Frequently asked questions
The baked meatballs will last for 3 to 4 days when stored in an airtight container in the fridge.
Yes, they freeze very well. After they’re baked and left to cool, flash freeze them on a lined baking sheet until solid. Transfer the meatballs to an airtight container or sealed freezer-safe bag and freeze for up to 3 months. Reheat them either thawed or from frozen in a 350ºF oven or directly in the sauce of your choice.
The best substitution would be Beyond ground beef. Just know that when I tested the recipe with Beyond, the meatballs came out greasy and not as tender as the Impossible version.
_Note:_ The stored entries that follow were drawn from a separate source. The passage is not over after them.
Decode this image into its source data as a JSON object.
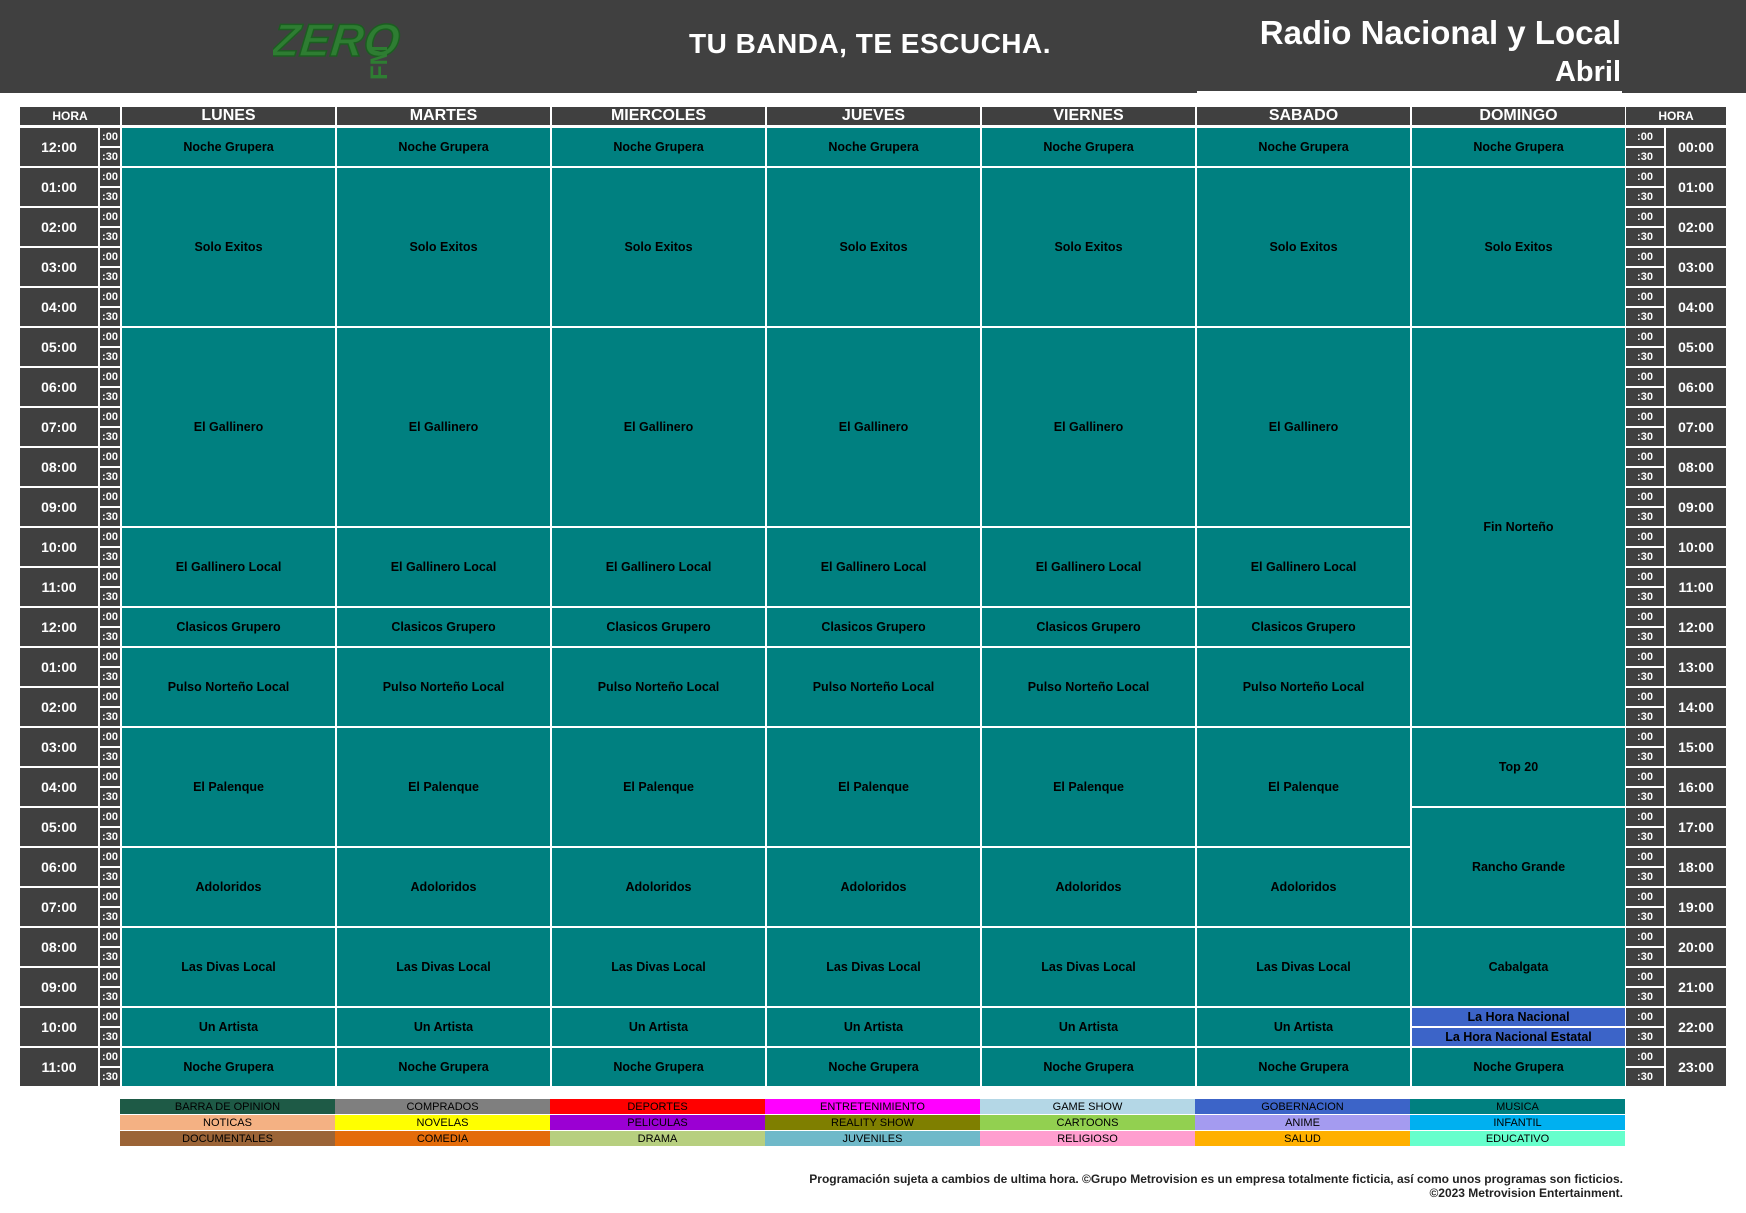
{
  "header": {
    "logo_text": "ZERO FM",
    "tagline": "TU BANDA, TE ESCUCHA.",
    "title": "Radio Nacional y Local",
    "month": "Abril"
  },
  "colors": {
    "header_bg": "#404040",
    "program_bg": "#008080",
    "highlight_bg": "#3c64c8",
    "logo_green": "#2e7d32"
  },
  "columns": {
    "left_hora": "HORA",
    "right_hora": "HORA",
    "days": [
      "LUNES",
      "MARTES",
      "MIERCOLES",
      "JUEVES",
      "VIERNES",
      "SABADO",
      "DOMINGO"
    ]
  },
  "left_hours": [
    "12:00",
    "01:00",
    "02:00",
    "03:00",
    "04:00",
    "05:00",
    "06:00",
    "07:00",
    "08:00",
    "09:00",
    "10:00",
    "11:00",
    "12:00",
    "01:00",
    "02:00",
    "03:00",
    "04:00",
    "05:00",
    "06:00",
    "07:00",
    "08:00",
    "09:00",
    "10:00",
    "11:00"
  ],
  "right_hours": [
    "00:00",
    "01:00",
    "02:00",
    "03:00",
    "04:00",
    "05:00",
    "06:00",
    "07:00",
    "08:00",
    "09:00",
    "10:00",
    "11:00",
    "12:00",
    "13:00",
    "14:00",
    "15:00",
    "16:00",
    "17:00",
    "18:00",
    "19:00",
    "20:00",
    "21:00",
    "22:00",
    "23:00"
  ],
  "minutes": [
    ":00",
    ":30"
  ],
  "weekday_programs": [
    {
      "name": "Noche Grupera",
      "start": 0,
      "end": 2
    },
    {
      "name": "Solo Exitos",
      "start": 2,
      "end": 10
    },
    {
      "name": "El Gallinero",
      "start": 10,
      "end": 20
    },
    {
      "name": "El Gallinero Local",
      "start": 20,
      "end": 24
    },
    {
      "name": "Clasicos Grupero",
      "start": 24,
      "end": 26
    },
    {
      "name": "Pulso Norteño Local",
      "start": 26,
      "end": 30
    },
    {
      "name": "El Palenque",
      "start": 30,
      "end": 36
    },
    {
      "name": "Adoloridos",
      "start": 36,
      "end": 40
    },
    {
      "name": "Las Divas Local",
      "start": 40,
      "end": 44
    },
    {
      "name": "Un Artista",
      "start": 44,
      "end": 46
    },
    {
      "name": "Noche Grupera",
      "start": 46,
      "end": 48
    }
  ],
  "sunday_programs": [
    {
      "name": "Noche Grupera",
      "start": 0,
      "end": 2,
      "style": "normal"
    },
    {
      "name": "Solo Exitos",
      "start": 2,
      "end": 10,
      "style": "normal"
    },
    {
      "name": "Fin Norteño",
      "start": 10,
      "end": 30,
      "style": "normal"
    },
    {
      "name": "Top 20",
      "start": 30,
      "end": 34,
      "style": "normal"
    },
    {
      "name": "Rancho Grande",
      "start": 34,
      "end": 40,
      "style": "normal"
    },
    {
      "name": "Cabalgata",
      "start": 40,
      "end": 44,
      "style": "normal"
    },
    {
      "name": "La Hora Nacional",
      "start": 44,
      "end": 45,
      "style": "blue"
    },
    {
      "name": "La Hora Nacional Estatal",
      "start": 45,
      "end": 46,
      "style": "blue"
    },
    {
      "name": "Noche Grupera",
      "start": 46,
      "end": 48,
      "style": "normal"
    }
  ],
  "legend": [
    [
      {
        "label": "BARRA DE OPINION",
        "color": "#1e5a46"
      },
      {
        "label": "COMPRADOS",
        "color": "#7f7f7f"
      },
      {
        "label": "DEPORTES",
        "color": "#ff0000"
      },
      {
        "label": "ENTRETENIMIENTO",
        "color": "#ff00ff"
      },
      {
        "label": "GAME SHOW",
        "color": "#b4d7e6"
      },
      {
        "label": "GOBERNACION",
        "color": "#3c64c8"
      },
      {
        "label": "MUSICA",
        "color": "#008080"
      }
    ],
    [
      {
        "label": "NOTICAS",
        "color": "#f4b183"
      },
      {
        "label": "NOVELAS",
        "color": "#ffff00"
      },
      {
        "label": "PELICULAS",
        "color": "#9b00d3"
      },
      {
        "label": "REALITY SHOW",
        "color": "#7f7f00"
      },
      {
        "label": "CARTOONS",
        "color": "#92d050"
      },
      {
        "label": "ANIME",
        "color": "#a49bf0"
      },
      {
        "label": "INFANTIL",
        "color": "#00b0f0"
      }
    ],
    [
      {
        "label": "DOCUMENTALES",
        "color": "#9b6437"
      },
      {
        "label": "COMEDIA",
        "color": "#e46c0a"
      },
      {
        "label": "DRAMA",
        "color": "#b7cf7f"
      },
      {
        "label": "JUVENILES",
        "color": "#6fb9c9"
      },
      {
        "label": "RELIGIOSO",
        "color": "#ff9ecf"
      },
      {
        "label": "SALUD",
        "color": "#ffb000"
      },
      {
        "label": "EDUCATIVO",
        "color": "#66ffcc"
      }
    ]
  ],
  "footer": {
    "line1": "Programación sujeta a cambios de ultima hora. ©Grupo Metrovision es un empresa totalmente ficticia, así como unos programas son ficticios.",
    "line2": "©2023 Metrovision Entertainment."
  }
}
I haven’t tested a gluten free version, however, the recipe should work just as well using gluten free panko breadcrumbs as a substitute.
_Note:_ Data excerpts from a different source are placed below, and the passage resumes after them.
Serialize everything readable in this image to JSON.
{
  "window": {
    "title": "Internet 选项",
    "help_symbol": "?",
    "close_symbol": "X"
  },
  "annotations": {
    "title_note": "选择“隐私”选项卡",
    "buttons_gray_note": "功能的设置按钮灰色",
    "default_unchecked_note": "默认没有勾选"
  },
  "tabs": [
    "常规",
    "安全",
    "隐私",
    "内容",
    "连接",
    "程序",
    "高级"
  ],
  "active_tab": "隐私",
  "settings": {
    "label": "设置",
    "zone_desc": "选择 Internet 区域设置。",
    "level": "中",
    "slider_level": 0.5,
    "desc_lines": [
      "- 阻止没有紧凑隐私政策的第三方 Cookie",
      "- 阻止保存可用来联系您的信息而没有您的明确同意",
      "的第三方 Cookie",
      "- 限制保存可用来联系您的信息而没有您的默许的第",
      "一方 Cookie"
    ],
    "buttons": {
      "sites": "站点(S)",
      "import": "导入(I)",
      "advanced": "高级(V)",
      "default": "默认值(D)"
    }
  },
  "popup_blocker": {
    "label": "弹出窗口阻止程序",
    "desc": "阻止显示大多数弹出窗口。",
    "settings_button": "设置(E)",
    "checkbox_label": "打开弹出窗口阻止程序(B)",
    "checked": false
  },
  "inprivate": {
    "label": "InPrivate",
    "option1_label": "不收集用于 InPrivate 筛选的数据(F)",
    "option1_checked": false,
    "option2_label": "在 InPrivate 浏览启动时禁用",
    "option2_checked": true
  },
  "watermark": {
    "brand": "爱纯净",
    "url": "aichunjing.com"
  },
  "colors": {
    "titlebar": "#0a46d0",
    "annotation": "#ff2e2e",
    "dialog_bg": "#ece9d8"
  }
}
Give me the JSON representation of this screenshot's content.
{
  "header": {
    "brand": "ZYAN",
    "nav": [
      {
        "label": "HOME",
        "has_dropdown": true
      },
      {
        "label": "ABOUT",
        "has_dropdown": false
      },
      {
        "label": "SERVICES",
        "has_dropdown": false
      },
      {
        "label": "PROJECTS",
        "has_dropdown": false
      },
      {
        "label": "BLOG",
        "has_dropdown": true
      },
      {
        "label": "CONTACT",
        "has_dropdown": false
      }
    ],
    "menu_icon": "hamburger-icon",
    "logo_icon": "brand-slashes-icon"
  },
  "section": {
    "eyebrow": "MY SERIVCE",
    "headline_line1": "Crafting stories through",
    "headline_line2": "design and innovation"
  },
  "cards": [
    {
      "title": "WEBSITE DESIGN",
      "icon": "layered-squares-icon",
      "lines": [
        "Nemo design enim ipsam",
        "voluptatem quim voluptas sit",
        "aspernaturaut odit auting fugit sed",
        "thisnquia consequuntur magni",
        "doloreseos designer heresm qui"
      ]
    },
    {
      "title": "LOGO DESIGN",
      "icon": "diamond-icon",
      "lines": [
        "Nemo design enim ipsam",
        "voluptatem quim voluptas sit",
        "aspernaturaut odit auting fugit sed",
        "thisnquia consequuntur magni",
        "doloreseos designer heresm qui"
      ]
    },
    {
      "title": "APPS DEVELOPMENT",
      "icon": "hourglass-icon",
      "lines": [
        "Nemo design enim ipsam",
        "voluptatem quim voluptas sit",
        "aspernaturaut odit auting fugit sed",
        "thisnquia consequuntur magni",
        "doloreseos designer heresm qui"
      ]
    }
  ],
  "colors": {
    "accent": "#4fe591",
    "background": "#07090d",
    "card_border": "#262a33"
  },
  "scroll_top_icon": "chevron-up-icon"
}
Want more meaty vegan recipes?
Best Vegan Meatballs
- 1/2 cup breadcrumbs I used panko
- 1/4 cup unsweetened soy milk
- 4 tablespoons JUST Egg or flax eggs, see Notes
- 2 cloves garlic, minced
- 1 teaspoon salt
- 1/2 teaspoon ground black pepper
- (2) 12 ounce packages Impossible ground beef
- 1/4 cup finely chopped yellow onion
- 3 tablespoons chopped Italian flat leaf parsley optional
- Prepare oven and pan – Preheat the oven to 425 degrees F and coat a rimmed baking sheet with olive oil. Or line with parchment paper.
- Breadcrumb mixture – In a small bowl, add the breadcrumbs and pour the milk over them. Let the breadcrumbs soak for 5 minutes, then add the JUST Egg, minced garlic, salt and black pepper. Mix everything together well. Set aside.
- Mix meatballs – In a large bowl (or the bowl of a stand mixer), add the Impossible beef and finely chopped onion. Mix them together, either using a large wooden spoon or the paddle attachment on a stand mixer. Now add the bread mixture from the small bowl along with the fresh chopped parsley, if using. Mix everything together very well until combined.
- Form the meatballs – Use a cookie scoop or to scoop a small portion of the meatball mixture and roll gently into balls. They don't have to be perfectly round. You can make them a bit larger or smaller. I prefer smaller meatballs.
- Bake – Arrange the meatballs on the prepared pan. Bake for 10 minutes, then turn them over and cook for another 10 minutes, until they are browned and cooked through.
- Serve – Serve warm in marinara sauce, or make grape jelly meatballs, swedish meatballs or use with teriyaki sauce. Or anywhere else you like!
- For gluten free, use gluten free breadcrumbs or possible chopped gf oats.
- May use any unsweetened, unflavored plant milk.
- If you want, use 1/2 teaspoon garlic powder instead of fresh garlic.
- Beyond Meat crumbles work too, but I did prefer them with Impossible Meat. My family could barely tell the difference though!